Man, I never knew mongeese were so boring. Before you know it, I’m asleep.
No surprise there. I don’t get much sleep at home, what with all the shouting and the sirens and the yelling. I tend to grab it when I can.
But this was the wrong place to fall asleep.
THREE
Next thing I know, someone is shaking me by the shoulder. He’s not being any too gentle about it either.
It takes me a few seconds to wake up. Soon I realize this isn’t just any somebody. It’s a dude in a uniform. A cop. Maybe thirty years old, blond hair in a crew cut, square jaw. Looks like a cartoon. A real jerk. Uh-oh. Does he know about that muffin?
“Quit shakin’ me,” I say. “I got rights.”
“You got ID?”
I pat my pockets. This is just for show. I never had any ID. ID costs money.
“Nuh-uh,” I say.
“You a student here?”
“Yeah, I’m a student.”
“Really.” He obviously doesn’t believe me.
“What, you don’t think a punk like me can read a book? Check me out.” I hold up my encyclopedia.
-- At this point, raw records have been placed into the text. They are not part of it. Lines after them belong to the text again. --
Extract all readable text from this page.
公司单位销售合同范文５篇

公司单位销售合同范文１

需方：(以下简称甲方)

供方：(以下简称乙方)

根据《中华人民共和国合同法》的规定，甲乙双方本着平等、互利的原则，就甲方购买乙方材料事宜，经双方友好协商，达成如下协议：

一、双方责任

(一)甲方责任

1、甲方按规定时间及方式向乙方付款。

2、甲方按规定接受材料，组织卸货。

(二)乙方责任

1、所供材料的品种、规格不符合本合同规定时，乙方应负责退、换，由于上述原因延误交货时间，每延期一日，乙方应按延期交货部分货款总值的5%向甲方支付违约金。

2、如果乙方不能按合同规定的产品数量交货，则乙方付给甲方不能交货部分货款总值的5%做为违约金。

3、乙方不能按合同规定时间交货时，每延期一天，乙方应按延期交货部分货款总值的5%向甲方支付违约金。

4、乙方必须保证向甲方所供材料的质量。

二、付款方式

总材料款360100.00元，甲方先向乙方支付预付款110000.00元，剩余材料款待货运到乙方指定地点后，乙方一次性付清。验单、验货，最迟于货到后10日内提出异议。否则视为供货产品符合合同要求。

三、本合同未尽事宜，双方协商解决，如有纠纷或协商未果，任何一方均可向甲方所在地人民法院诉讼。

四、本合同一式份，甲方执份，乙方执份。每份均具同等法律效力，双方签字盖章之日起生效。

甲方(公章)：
Now everyone else in the library is looking at me. I can feel their eyes. But when I look at them, everyone looks away. Because, of course, the cop is talking to the grungy-looking brown kid. Not to the clean-cut white boys and girls who always mind their manners, who had the good sense not to be born into minorities. And the other people of color in the library don’t want to get caught up in my stuff. I’m not like them either. I’m dirtier. They can tell I don’t belong.
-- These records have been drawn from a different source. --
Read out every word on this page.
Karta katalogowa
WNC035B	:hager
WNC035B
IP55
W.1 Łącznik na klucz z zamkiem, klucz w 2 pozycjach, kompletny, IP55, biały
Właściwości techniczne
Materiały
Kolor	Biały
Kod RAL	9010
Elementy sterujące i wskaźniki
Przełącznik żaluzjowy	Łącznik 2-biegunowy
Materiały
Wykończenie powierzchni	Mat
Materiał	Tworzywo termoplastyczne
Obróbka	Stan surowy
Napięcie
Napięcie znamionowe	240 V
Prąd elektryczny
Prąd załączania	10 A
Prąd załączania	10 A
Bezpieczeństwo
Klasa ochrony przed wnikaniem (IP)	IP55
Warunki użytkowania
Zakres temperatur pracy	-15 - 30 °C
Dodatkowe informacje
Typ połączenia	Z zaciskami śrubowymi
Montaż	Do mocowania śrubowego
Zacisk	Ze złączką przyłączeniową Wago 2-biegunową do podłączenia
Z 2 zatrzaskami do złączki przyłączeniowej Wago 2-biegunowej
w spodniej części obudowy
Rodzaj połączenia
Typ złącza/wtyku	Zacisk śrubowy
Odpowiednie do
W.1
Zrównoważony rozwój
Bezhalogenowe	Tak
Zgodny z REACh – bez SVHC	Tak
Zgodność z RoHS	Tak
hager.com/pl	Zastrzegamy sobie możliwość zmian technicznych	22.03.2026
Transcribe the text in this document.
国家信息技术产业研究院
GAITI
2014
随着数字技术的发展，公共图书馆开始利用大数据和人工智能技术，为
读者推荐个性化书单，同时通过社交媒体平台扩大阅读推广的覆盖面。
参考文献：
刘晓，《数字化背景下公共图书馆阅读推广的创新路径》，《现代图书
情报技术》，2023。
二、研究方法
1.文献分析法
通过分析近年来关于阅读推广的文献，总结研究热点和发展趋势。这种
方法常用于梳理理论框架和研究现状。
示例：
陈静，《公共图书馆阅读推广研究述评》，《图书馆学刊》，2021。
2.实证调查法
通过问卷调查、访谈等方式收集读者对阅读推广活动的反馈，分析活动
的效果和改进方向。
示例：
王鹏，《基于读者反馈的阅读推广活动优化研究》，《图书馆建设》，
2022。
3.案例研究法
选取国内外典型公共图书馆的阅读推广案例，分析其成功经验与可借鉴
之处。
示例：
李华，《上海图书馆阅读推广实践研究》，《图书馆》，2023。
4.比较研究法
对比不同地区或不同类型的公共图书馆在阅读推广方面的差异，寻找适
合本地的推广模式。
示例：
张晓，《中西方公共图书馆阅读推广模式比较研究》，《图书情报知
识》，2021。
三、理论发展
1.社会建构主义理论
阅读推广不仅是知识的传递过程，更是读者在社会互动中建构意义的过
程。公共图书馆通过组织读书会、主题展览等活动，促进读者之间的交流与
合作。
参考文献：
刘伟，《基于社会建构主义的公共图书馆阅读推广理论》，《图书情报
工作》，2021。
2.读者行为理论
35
It doesn’t have to be crosses burning on the lawn to be racist. It can be you just looking away.
This cop is no dummy. I haven’t fooled him.
“What’s your major?” he asks.
Major? Not sure what that means. Oh yeah—I saw it on TV. It means what are you studying.
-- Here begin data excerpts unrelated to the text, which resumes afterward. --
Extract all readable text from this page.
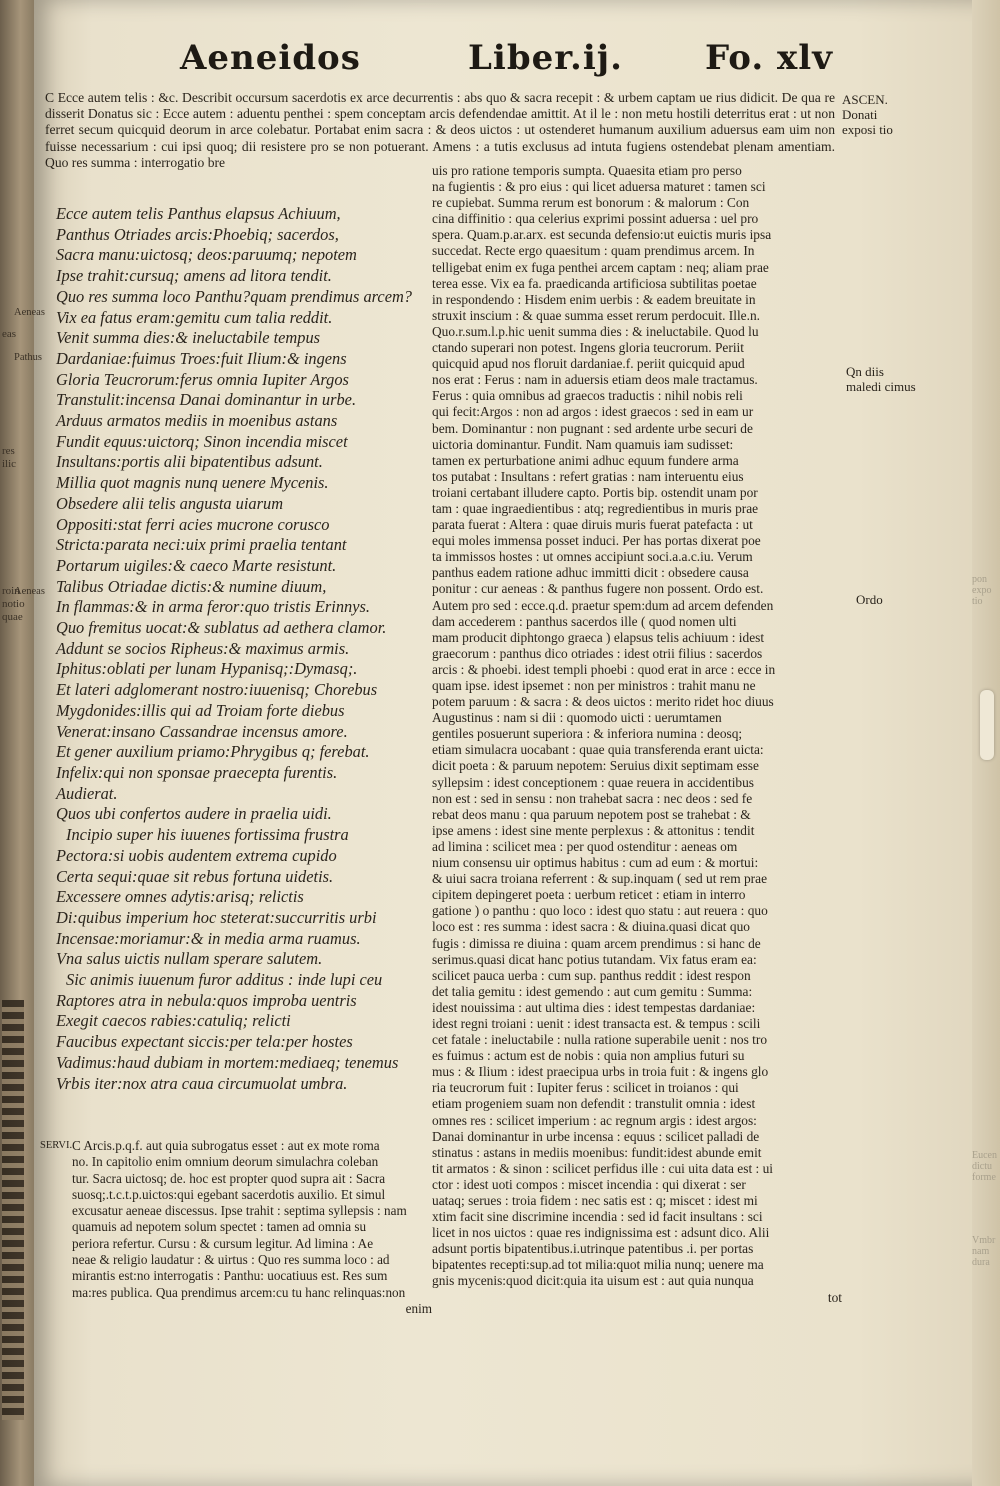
eas
res
ilic
roin
notio
quae
pon
expo
tio
Eucen
dictu
forme
Vmbr
nam
dura
Aeneidos	Liber.ij. Fo. xlv

C Ecce autem telis : &c. Describit occursum sacerdotis ex arce decurrentis : abs quo & sacra recepit : & urbem captam ue rius didicit. De qua re disserit Donatus sic : Ecce autem : aduentu penthei : spem conceptam arcis defendendae amittit. At il le : non metu hostili deterritus erat : ut non ferret secum quicquid deorum in arce colebatur. Portabat enim sacra : & deos uictos : ut ostenderet humanum auxilium aduersus eam uim non fuisse necessarium : cui ipsi quoq; dii resistere pro se non potuerant. Amens : a tutis exclusus ad intuta fugiens ostendebat plenam amentiam. Quo res summa : interrogatio bre

ASCEN. Donati exposi tio
Qn diis maledi cimus
Ordo
Aeneas
Pathus
Aeneas
Ecce autem telis Panthus elapsus Achiuum,
Panthus Otriades arcis:Phoebiq; sacerdos,
Sacra manu:uictosq; deos:paruumq; nepotem
Ipse trahit:cursuq; amens ad litora tendit.
Quo res summa loco Panthu?quam prendimus arcem?
Vix ea fatus eram:gemitu cum talia reddit.
Venit summa dies:& ineluctabile tempus
Dardaniae:fuimus Troes:fuit Ilium:& ingens
Gloria Teucrorum:ferus omnia Iupiter Argos
Transtulit:incensa Danai dominantur in urbe.
Arduus armatos mediis in moenibus astans
Fundit equus:uictorq; Sinon incendia miscet
Insultans:portis alii bipatentibus adsunt.
Millia quot magnis nunq uenere Mycenis.
Obsedere alii telis angusta uiarum
Oppositi:stat ferri acies mucrone corusco
Stricta:parata neci:uix primi praelia tentant
Portarum uigiles:& caeco Marte resistunt.
Talibus Otriadae dictis:& numine diuum,
In flammas:& in arma feror:quo tristis Erinnys.
Quo fremitus uocat:& sublatus ad aethera clamor.
Addunt se socios Ripheus:& maximus armis.
Iphitus:oblati per lunam Hypanisq;:Dymasq;.
Et lateri adglomerant nostro:iuuenisq; Chorebus
Mygdonides:illis qui ad Troiam forte diebus
Venerat:insano Cassandrae incensus amore.
Et gener auxilium priamo:Phrygibus q; ferebat.
Infelix:qui non sponsae praecepta furentis.
Audierat.
Quos ubi confertos audere in praelia uidi.
Incipio super his iuuenes fortissima frustra
Pectora:si uobis audentem extrema cupido
Certa sequi:quae sit rebus fortuna uidetis.
Excessere omnes adytis:arisq; relictis
Di:quibus imperium hoc steterat:succurritis urbi
Incensae:moriamur:& in media arma ruamus.
Vna salus uictis nullam sperare salutem.
Sic animis iuuenum furor additus : inde lupi ceu
Raptores atra in nebula:quos improba uentris
Exegit caecos rabies:catuliq; relicti
Faucibus expectant siccis:per tela:per hostes
Vadimus:haud dubiam in mortem:mediaeq; tenemus
Vrbis iter:nox atra caua circumuolat umbra.

uis pro ratione temporis sumpta. Quaesita etiam pro perso

na fugientis : & pro eius : qui licet aduersa maturet : tamen sci

re cupiebat. Summa rerum est bonorum : & malorum : Con

cina diffinitio : qua celerius exprimi possint aduersa : uel pro

spera. Quam.p.ar.arx. est secunda defensio:ut euictis muris ipsa

succedat. Recte ergo quaesitum : quam prendimus arcem. In

telligebat enim ex fuga penthei arcem captam : neq; aliam prae

terea esse. Vix ea fa. praedicanda artificiosa subtilitas poetae

in respondendo : Hisdem enim uerbis : & eadem breuitate in

struxit inscium : & quae summa esset rerum perdocuit. Ille.n.

Quo.r.sum.l.p.hic uenit summa dies : & ineluctabile. Quod lu

ctando superari non potest. Ingens gloria teucrorum. Periit

quicquid apud nos floruit dardaniae.f. periit quicquid apud

nos erat : Ferus : nam in aduersis etiam deos male tractamus.

Ferus : quia omnibus ad graecos traductis : nihil nobis reli

qui fecit:Argos : non ad argos : idest graecos : sed in eam ur

bem. Dominantur : non pugnant : sed ardente urbe securi de

uictoria dominantur. Fundit. Nam quamuis iam sudisset:

tamen ex perturbatione animi adhuc equum fundere arma

tos putabat : Insultans : refert gratias : nam interuentu eius

troiani certabant illudere capto. Portis bip. ostendit unam por

tam : quae ingraedientibus : atq; regredientibus in muris prae

parata fuerat : Altera : quae diruis muris fuerat patefacta : ut

equi moles immensa posset induci. Per has portas dixerat poe

ta immissos hostes : ut omnes accipiunt soci.a.a.c.iu. Verum

panthus eadem ratione adhuc immitti dicit : obsedere causa

ponitur : cur aeneas : & panthus fugere non possent. Ordo est.

Autem pro sed : ecce.q.d. praetur spem:dum ad arcem defenden

dam accederem : panthus sacerdos ille ( quod nomen ulti

mam producit diphtongo graeca ) elapsus telis achiuum : idest

graecorum : panthus dico otriades : idest otrii filius : sacerdos

arcis : & phoebi. idest templi phoebi : quod erat in arce : ecce in

quam ipse. idest ipsemet : non per ministros : trahit manu ne

potem paruum : & sacra : & deos uictos : merito ridet hoc diuus

Augustinus : nam si dii : quomodo uicti : uerumtamen

gentiles posuerunt superiora : & inferiora numina : deosq;

etiam simulacra uocabant : quae quia transferenda erant uicta:

dicit poeta : & paruum nepotem: Seruius dixit septimam esse

syllepsim : idest conceptionem : quae reuera in accidentibus

non est : sed in sensu : non trahebat sacra : nec deos : sed fe

rebat deos manu : qua paruum nepotem post se trahebat : &

ipse amens : idest sine mente perplexus : & attonitus : tendit

ad limina : scilicet mea : per quod ostenditur : aeneas om

nium consensu uir optimus habitus : cum ad eum : & mortui:

& uiui sacra troiana referrent : & sup.inquam ( sed ut rem prae

cipitem depingeret poeta : uerbum reticet : etiam in interro

gatione ) o panthu : quo loco : idest quo statu : aut reuera : quo

loco est : res summa : idest sacra : & diuina.quasi dicat quo

fugis : dimissa re diuina : quam arcem prendimus : si hanc de

serimus.quasi dicat hanc potius tutandam. Vix fatus eram ea:

scilicet pauca uerba : cum sup. panthus reddit : idest respon

det talia gemitu : idest gemendo : aut cum gemitu : Summa:

idest nouissima : aut ultima dies : idest tempestas dardaniae:

idest regni troiani : uenit : idest transacta est. & tempus : scili

cet fatale : ineluctabile : nulla ratione superabile uenit : nos tro

es fuimus : actum est de nobis : quia non amplius futuri su

mus : & Ilium : idest praecipua urbs in troia fuit : & ingens glo

ria teucrorum fuit : Iupiter ferus : scilicet in troianos : qui

etiam progeniem suam non defendit : transtulit omnia : idest

omnes res : scilicet imperium : ac regnum argis : idest argos:

Danai dominantur in urbe incensa : equus : scilicet palladi de

stinatus : astans in mediis moenibus: fundit:idest abunde emit

tit armatos : & sinon : scilicet perfidus ille : cui uita data est : ui

ctor : idest uoti compos : miscet incendia : qui dixerat : ser

uataq; serues : troia fidem : nec satis est : q; miscet : idest mi

xtim facit sine discrimine incendia : sed id facit insultans : sci

licet in nos uictos : quae res indignissima est : adsunt dico. Alii

adsunt portis bipatentibus.i.utrinque patentibus .i. per portas

bipatentes recepti:sup.ad tot milia:quot milia nunq; uenere ma

gnis mycenis:quod dicit:quia ita uisum est : aut quia nunqua

tot

SERVI. C Arcis.p.q.f. aut quia subrogatus esset : aut ex mote roma

no. In capitolio enim omnium deorum simulachra coleban

tur. Sacra uictosq; de. hoc est propter quod supra ait : Sacra

suosq;.t.c.t.p.uictos:qui egebant sacerdotis auxilio. Et simul

excusatur aeneae discessus. Ipse trahit : septima syllepsis : nam

quamuis ad nepotem solum spectet : tamen ad omnia su

periora refertur. Cursu : & cursum legitur. Ad limina : Ae

neae & religio laudatur : & uirtus : Quo res summa loco : ad

mirantis est:no interrogatis : Panthu: uocatiuus est. Res sum

ma:res publica. Qua prendimus arcem:cu tu hanc relinquas:non

enim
“Criminal justice,” I say. “I’m gonna be a cop someday.”
That’s a total lie, of course. Not even a very good one. I don’t even know why I said it.
“Really. You, a cop.”
“Hell yes.”
He smirks.
“You don’t even have a student ID?” he asks.
“I musta left it back in my room,” I say.
“Which dorm you in?”
“Huh?”
“Which dorm?”
I think fast. What the hell is a dorm? I have no idea. It sounds like some kind of bug. Dorm. Dorm. Wait. He must mean where my room would be. Oh, dormitory. From the Latin word for “sleeping room.”
See? I do read.
“I’m on the third floor,” I say.
“Yeah, but which building?”
“Aren’t you in Meem?” says a voice.
We both turn and look, me and the cop. There’s a pretty white girl standing there. She’s got one of those perky little white-girl noses that turns up at the end like a ski jump. The rest of her is pretty perky too. Damn. Damn.
“Yeah, Meem,” I say. “That’s it. Meem is the place to go for all your dorming needs. I wouldn’t dorm anywhere else. Meem all the way.”
“I’m his resident assistant,” the girl says to the cop. “He must have forgotten his ID again. He’s always doing that.” She turns to me. “How many times have I told you, uh…”
I turn to the cop and hold my hand out.
“Darius Higgenbotham,” I say. “How do you do.” This is how white people act, see. I know this. Watching all those shows was better than college.
“…Darius Higgenbotham,” says the perky girl.
“Higgenbotham?” says the cop. He looks skeptical. Really skeptical.
I shrug. I hope he doesn’t ask me to spell it, because I just made it up on the spot. My name ain’t no Darius Higgenbotham. What you call me depends on who you are to me. My mom calls me Baby, but if you call me that I’ll pop your ass.
“All right,” he says. “Darius Higgenbotham. Try to remember your ID next time, okay? Students are supposed to carry it at all times.”
“I will, Officer.”
“See you, Lanaia,” says the cop.
“See you, Officer Townsend,” says the perky Lanaia.
He walks away. Lanaia and I stand there and stare at each other for a minute. Well, I stare. She just kind of looks.
“Thanks,” I say.
She nods. “No problem,” she says.
I want to ask her why she did that. But suddenly I’m feeling shy. I’m not sure what happens next.